Open In Colab

Linear Prediction#

The importance of linear prediction and coding#

Linear prediction and coding (LPC) play a crucial role in digital signal processing (DSP) and cognitive science. By making predictions about the future based on past experiences and sensory input, our brains are able to anticipate and respond to changes in the environment in a more efficient and adaptive manner. This process of prediction allows the brain to generate expectations about what will happen next, which helps to reduce surprise and uncertainty. Linear coding, on the other hand, involves representing sensory input in a way that can be efficiently processed and used for making predictions. By encoding sensory information in a linear fashion, a DSP system (or the brain) can extract relevant features and patterns from complex input and build a more accurate model of the world.

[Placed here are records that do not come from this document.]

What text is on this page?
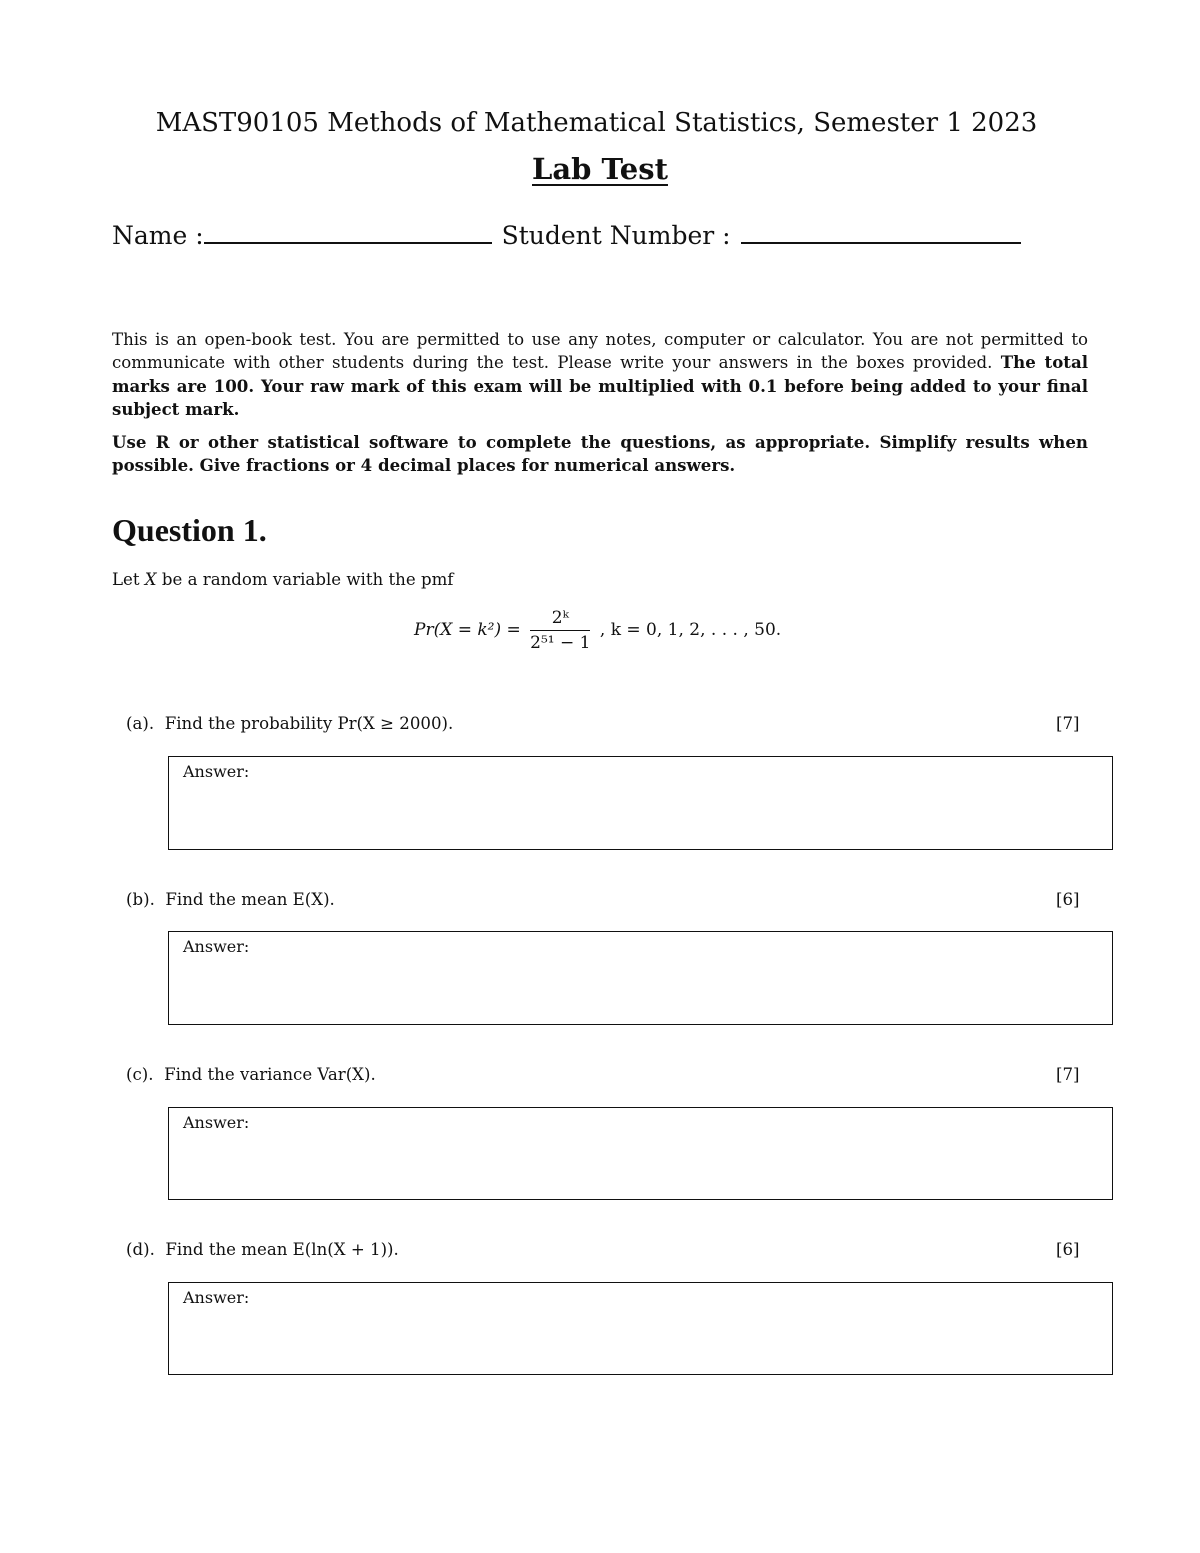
MAST90105 Methods of Mathematical Statistics, Semester 1 2023
Lab Test
Name :	Student Number :

This is an open-book test. You are permitted to use any notes, computer or calculator. You are not permitted to communicate with other students during the test. Please write your answers in the boxes provided. The total marks are 100. Your raw mark of this exam will be multiplied with 0.1 before being added to your final subject mark.

Use R or other statistical software to complete the questions, as appropriate. Simplify results when possible. Give fractions or 4 decimal places for numerical answers.

Question 1.
Let X be a random variable with the pmf
$Pr(X = k^2) = \frac{\text{2ᵏ}}{\text{2⁵¹ − 1}}$ , k = 0, 1, 2, . . . , 50.
(a). Find the probability Pr(X ≥ 2000).	[7]
Answer:
(b). Find the mean E(X).	[6]
Answer:
(c). Find the variance Var(X).	[7]
Answer:
(d). Find the mean E(ln(X + 1)).	[6]
Answer:
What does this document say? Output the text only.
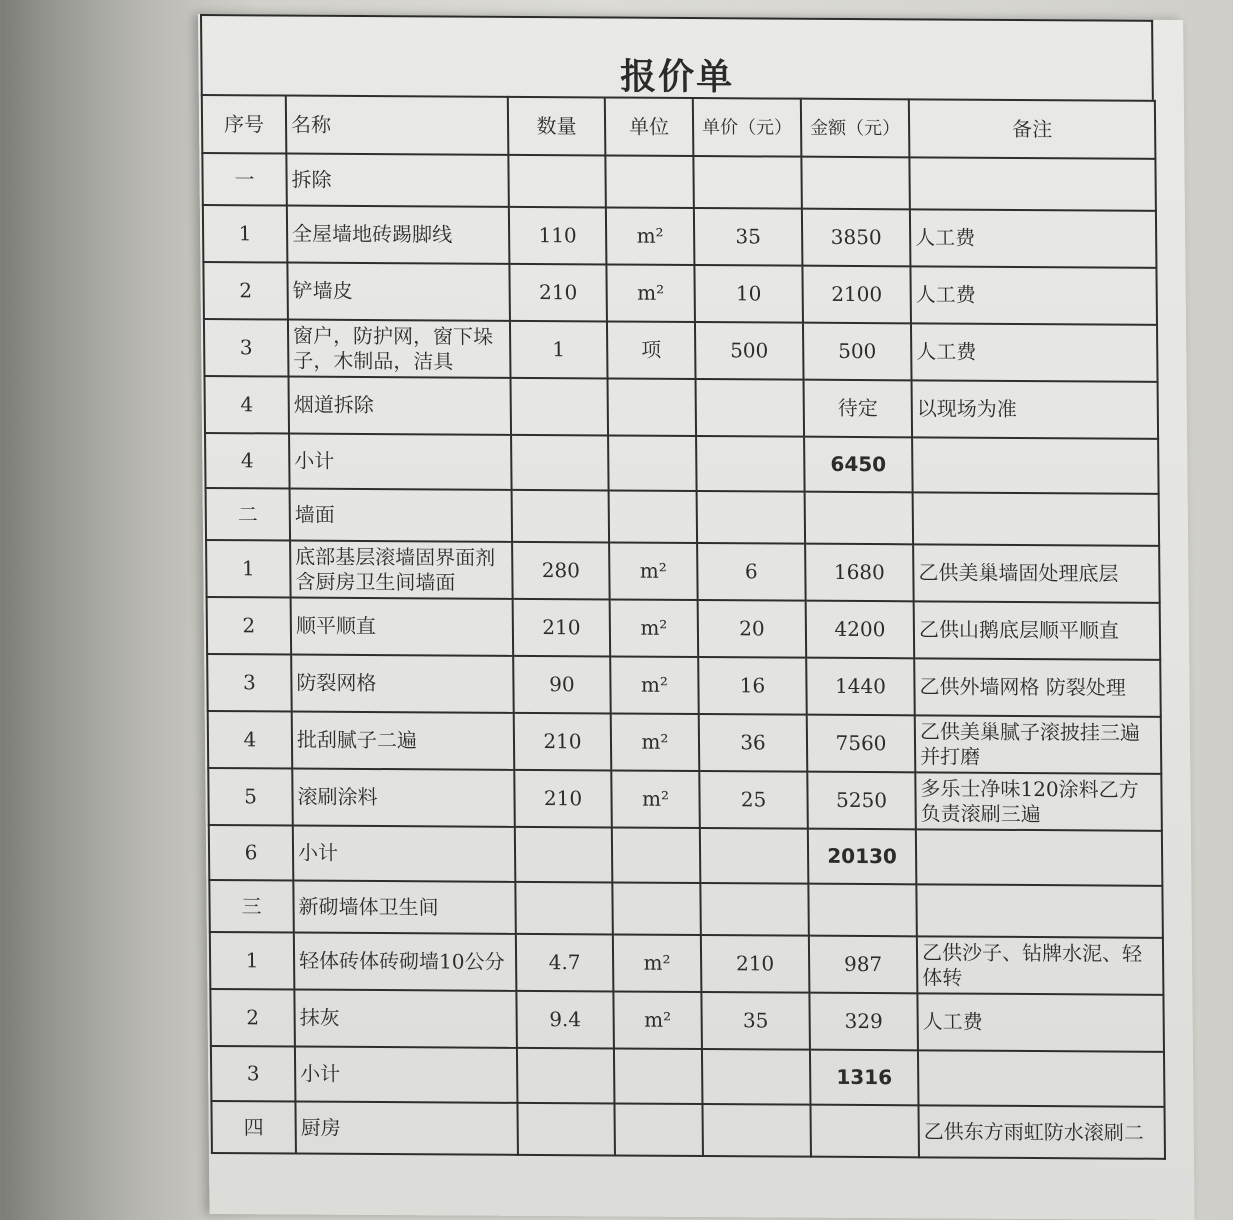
报价单
序号	名称	数量	单位	单价（元）	金额（元）	备注
一	拆除					
1	全屋墙地砖踢脚线	110	m²	35	3850	人工费
2	铲墙皮	210	m²	10	2100	人工费
3	窗户，防护网，窗下垛子，木制品，洁具	1	项	500	500	人工费
4	烟道拆除				待定	以现场为准
4	小计				6450	
二	墙面					
1	底部基层滚墙固界面剂含厨房卫生间墙面	280	m²	6	1680	乙供美巢墙固处理底层
2	顺平顺直	210	m²	20	4200	乙供山鹅底层顺平顺直
3	防裂网格	90	m²	16	1440	乙供外墙网格 防裂处理
4	批刮腻子二遍	210	m²	36	7560	乙供美巢腻子滚披挂三遍并打磨
5	滚刷涂料	210	m²	25	5250	多乐士净味120涂料乙方负责滚刷三遍
6	小计				20130	
三	新砌墙体卫生间					
1	轻体砖体砖砌墙10公分	4.7	m²	210	987	乙供沙子、钻牌水泥、轻体转
2	抹灰	9.4	m²	35	329	人工费
3	小计				1316	
四	厨房					乙供东方雨虹防水滚刷二
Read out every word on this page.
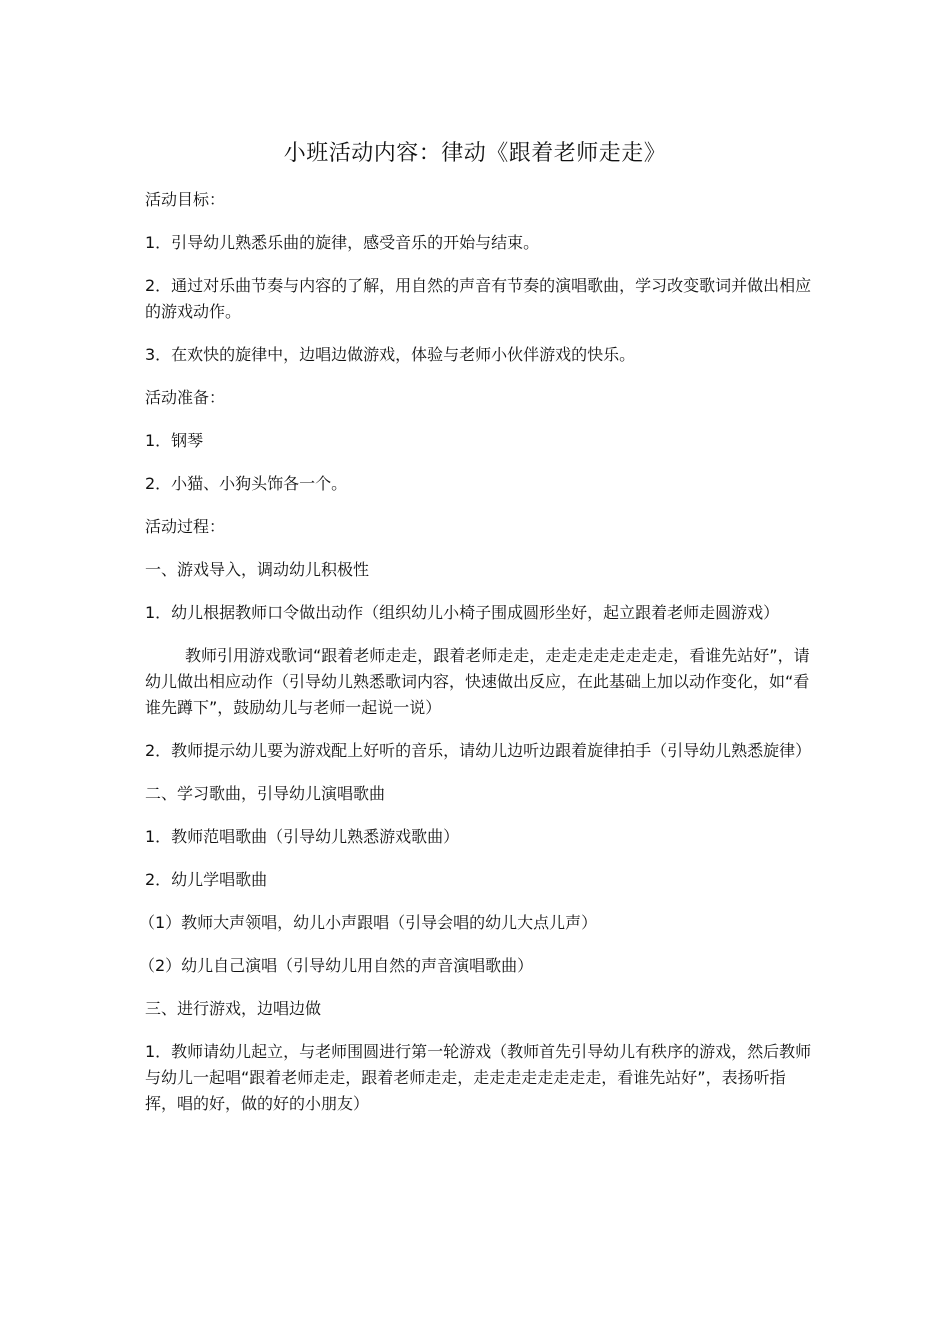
小班活动内容：律动《跟着老师走走》

活动目标：

1．引导幼儿熟悉乐曲的旋律，感受音乐的开始与结束。

2．通过对乐曲节奏与内容的了解，用自然的声音有节奏的演唱歌曲，学习改变歌词并做出相应的游戏动作。

3．在欢快的旋律中，边唱边做游戏，体验与老师小伙伴游戏的快乐。

活动准备：

1．钢琴

2．小猫、小狗头饰各一个。

活动过程：

一、游戏导入，调动幼儿积极性

1．幼儿根据教师口令做出动作（组织幼儿小椅子围成圆形坐好，起立跟着老师走圆游戏）

教师引用游戏歌词“跟着老师走走，跟着老师走走，走走走走走走走走，看谁先站好”，请幼儿做出相应动作（引导幼儿熟悉歌词内容，快速做出反应，在此基础上加以动作变化，如“看谁先蹲下”，鼓励幼儿与老师一起说一说）

2．教师提示幼儿要为游戏配上好听的音乐，请幼儿边听边跟着旋律拍手（引导幼儿熟悉旋律）

二、学习歌曲，引导幼儿演唱歌曲

1．教师范唱歌曲（引导幼儿熟悉游戏歌曲）

2．幼儿学唱歌曲

（1）教师大声领唱，幼儿小声跟唱（引导会唱的幼儿大点儿声）

（2）幼儿自己演唱（引导幼儿用自然的声音演唱歌曲）

三、进行游戏，边唱边做

1．教师请幼儿起立，与老师围圆进行第一轮游戏（教师首先引导幼儿有秩序的游戏，然后教师与幼儿一起唱“跟着老师走走，跟着老师走走，走走走走走走走走，看谁先站好”，表扬听指挥，唱的好，做的好的小朋友）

In computational cognitive science, LPC helps to simulate the optimization of the brain’s internal models and improve its ability to make accurate predictions about the environment. This, in turn, allows for more efficient action selection and decision-making, ultimately enhancing the brain’s ability to adapt and survive in a constantly changing world.

In DSP, LPC is used for signal modeling. It provides also an excellent introduction to parametric spectral estimation. For more information about LPC in DSP, please refer to

Below we provide a short introduction to the differntiable LPC.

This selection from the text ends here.